Di antara dalil hajr ini, yaitu hajr ‘Umar bin al Khaththab terhadap Shabigh bin Atsal yang biasa menanyakan ayat-ayat mutasyabihat yang terdapat di dalam al Qur`an. Beliau (Umar bin al Khaththab) memerintahkan agar manusia menghajrnya, dan beliau memukulnya. Kemudian, beliau memenjarakannya, lalu beliau memukulnya lagi. Kemudian dia (Shabigh bin Atsal) mengatakan: “Wahai Amirul Mukminin, jika engkau menghendaki membunuhku, maka bunuhlah aku,” (akan tetapi) kemudian ‘Umar selalu menghukumnya sampai dia mengatakan: “Telah hilang apa yang ada dalam kepalaku, wahai Amirul Mukminin!”

Hajr tersebut bermanfaat (bagi Shabigh). Perawi mengatakan: “Shabigh bin Atsal sempat menjumpai masa Khawarij. Ketika Khawarij melakukan pemberontakan, dia tidak ikut memberontak. (Maka) ditanyakan kepadanya: ‘Mengapa engkau tidak ikut memberontak (melawan penguasa) bersama Khawarij?’,”. Dia menjawab: “Tidak akan, tidak akan. Allah memberikan manfa’at kepadaku dengan nasihat seorang laki-laki yang shalih”. Jadi hajr itu bermanfaat. ‘Umar bin al Khaththab menghukumnya, (dan) hal itu bermanfaat.

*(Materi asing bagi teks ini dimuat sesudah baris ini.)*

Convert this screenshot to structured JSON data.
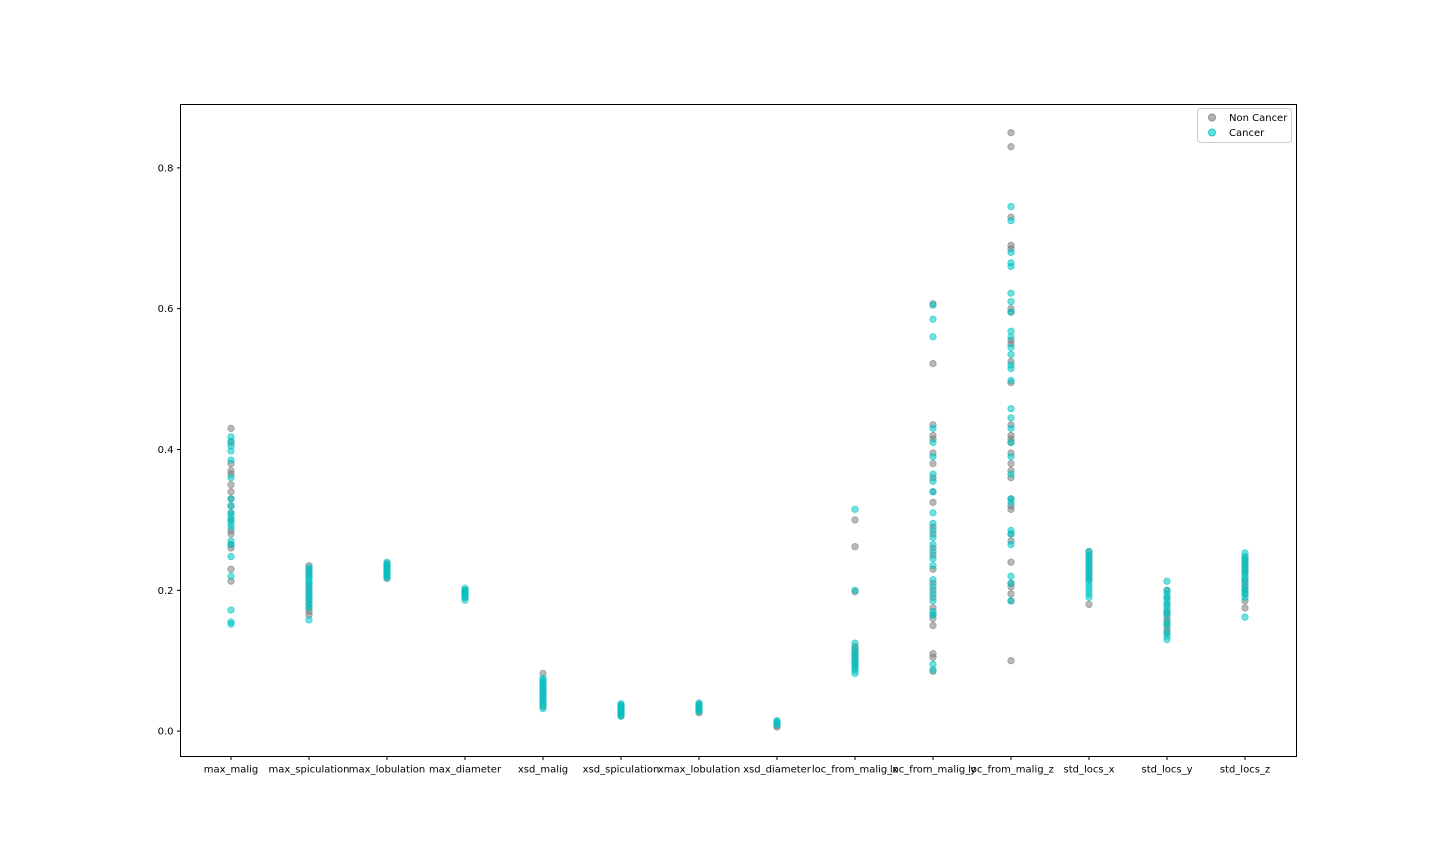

Imam Ahmad rahimahullah telah menghajr sebagian orang-orang yang menyimpang. Dan mereka mendapatkan manfaat. Siapakah yang melakukan hajr? Seorang imam dari imam-imam umat Islam. Sekarang, jika ada orang yang memiliki kebaikan dan keutamaan, dia melakukan hajr bukan karena hawa nafsu, dia melakukan hajr, kemudian sebagian manusia akan berhenti, dan hajr itu bermanfaat. Dengan demikian hajr ini untuk mashlahat orang yang menyimpang.

KAIDAH-KAIDAH HAJR
Hajr ini memiliki kaidah-kaidah, yang membawahi beberapa masalah.

Pertama.
Banyak orang tidak mengetahui hal ini dan menyangka, setiap orang yang menyimpang itu dihajr. Dan setiap orang dari Ahlus Sunnah (yang melakukan kesalahan, Pent) dihajr. Padahal, dalam masalah ini terdapat perincian.

Syaikhul Islam telah menyebutkan: “Hajr hanyalah diadakan untuk mashlahat orang yang dihajr. Jika orang yang menghajr itu lemah, hingga hajrnya tidak bermanfaat, atau orang dihajr tidak mendapatkan manfaat dengan hajr itu, bahkan terkadang menambah fitnah (keburukan), maka (dalam keadaan seperti ini, Red), hajr tidak disyari’atkan”.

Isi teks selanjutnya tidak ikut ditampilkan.